Glanzmann thrombasthenia (GT) is a rare platelet function disorder characterized by a defect in fibrinogen binding to platelet membrane glycoprotein (GP) IIb/IIIa. Recombinant FVIIa (rFVIIa) is a haemostatic agent approved for the treatment of haemophilia patients with inhibitors, patients with acquired haemophilia and in EU also for treatment of factor VII (FVII)-deficient patients and GT patients with antibodies to GPIIb-IIIa. The present study was conducted to evaluate the use of the whole blood test system, rotational thrombelastometry (ROTEM), in measuring the overall haemostasis potential of rFVIIa in 28 GT patients treated with rFVIIa. The correlation of administered rFVIIa and time to start fibrin formation and clot dynamic/stability was assessed and correlation to the clinical response was elucidated. Assessments were performed on predose blood samples spiked with four different concentrations of rFVIIa and whole blood samples taken at 10 and 120 min following dosing. ROTEM parameters clotting time (CT), clot formation time (CFT) and maximum clot firmness (MCF) were measured.
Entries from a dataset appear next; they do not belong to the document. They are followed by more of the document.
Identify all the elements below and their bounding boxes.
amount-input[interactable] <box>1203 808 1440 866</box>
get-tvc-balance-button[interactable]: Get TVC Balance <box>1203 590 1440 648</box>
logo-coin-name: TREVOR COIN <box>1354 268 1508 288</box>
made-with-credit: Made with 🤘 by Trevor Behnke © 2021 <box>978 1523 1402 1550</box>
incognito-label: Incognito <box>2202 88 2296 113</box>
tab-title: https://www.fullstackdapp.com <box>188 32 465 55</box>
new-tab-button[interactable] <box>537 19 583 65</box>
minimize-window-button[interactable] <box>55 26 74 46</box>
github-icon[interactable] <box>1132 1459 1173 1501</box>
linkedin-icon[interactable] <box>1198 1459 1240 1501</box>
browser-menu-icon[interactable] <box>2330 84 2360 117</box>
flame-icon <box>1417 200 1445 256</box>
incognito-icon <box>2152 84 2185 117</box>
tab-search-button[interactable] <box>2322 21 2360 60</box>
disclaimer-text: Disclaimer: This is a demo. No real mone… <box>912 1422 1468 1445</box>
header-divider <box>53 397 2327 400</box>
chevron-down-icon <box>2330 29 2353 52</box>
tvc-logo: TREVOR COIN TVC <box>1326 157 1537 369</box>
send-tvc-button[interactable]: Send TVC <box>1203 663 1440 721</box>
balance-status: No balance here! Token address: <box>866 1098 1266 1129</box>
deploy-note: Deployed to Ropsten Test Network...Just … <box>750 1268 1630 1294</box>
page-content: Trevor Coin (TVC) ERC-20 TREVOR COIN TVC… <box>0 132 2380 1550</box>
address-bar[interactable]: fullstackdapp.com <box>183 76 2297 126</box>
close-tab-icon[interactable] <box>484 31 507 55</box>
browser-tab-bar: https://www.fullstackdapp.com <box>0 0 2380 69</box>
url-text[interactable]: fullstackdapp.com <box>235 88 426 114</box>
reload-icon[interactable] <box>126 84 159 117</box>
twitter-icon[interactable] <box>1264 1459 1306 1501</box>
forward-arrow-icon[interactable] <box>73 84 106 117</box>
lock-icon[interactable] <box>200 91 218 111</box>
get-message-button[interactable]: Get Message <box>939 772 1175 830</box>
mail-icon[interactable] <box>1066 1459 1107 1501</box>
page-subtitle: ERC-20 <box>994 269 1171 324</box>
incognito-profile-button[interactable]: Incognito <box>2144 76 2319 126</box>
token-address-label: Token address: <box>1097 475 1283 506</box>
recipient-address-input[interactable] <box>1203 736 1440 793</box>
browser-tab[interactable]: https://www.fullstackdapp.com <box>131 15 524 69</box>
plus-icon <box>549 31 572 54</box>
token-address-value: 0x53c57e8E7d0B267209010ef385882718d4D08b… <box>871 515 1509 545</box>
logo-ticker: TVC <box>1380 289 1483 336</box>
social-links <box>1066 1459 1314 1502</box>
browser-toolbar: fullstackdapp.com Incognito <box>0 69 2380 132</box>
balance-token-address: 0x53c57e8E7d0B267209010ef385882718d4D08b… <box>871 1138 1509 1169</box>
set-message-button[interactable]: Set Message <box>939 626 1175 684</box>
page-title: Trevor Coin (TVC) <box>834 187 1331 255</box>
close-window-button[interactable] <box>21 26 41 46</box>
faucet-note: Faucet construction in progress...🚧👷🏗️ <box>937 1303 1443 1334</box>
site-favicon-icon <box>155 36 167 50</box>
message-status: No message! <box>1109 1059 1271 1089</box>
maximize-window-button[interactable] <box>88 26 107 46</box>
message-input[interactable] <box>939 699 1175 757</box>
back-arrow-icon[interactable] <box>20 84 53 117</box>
Both ex vivo and in vivo data showed beneficial effects on CT in the presence of rFVIIa, but no effect of added rFVIIa was seen on CFT and MCF. In conclusion, the use of thrombelastography at least in the modified form of ROTEM seems to be of limited use in predicting an adequate dose of rFVIIa in GT patients. A good clinical haemostatic response was recorded in spite of the limited changes in the ROTEM pattern supporting the conclusion that ROTEM should not be the method of choice for monitoring rFVIIa therapy in Glanzmann patients.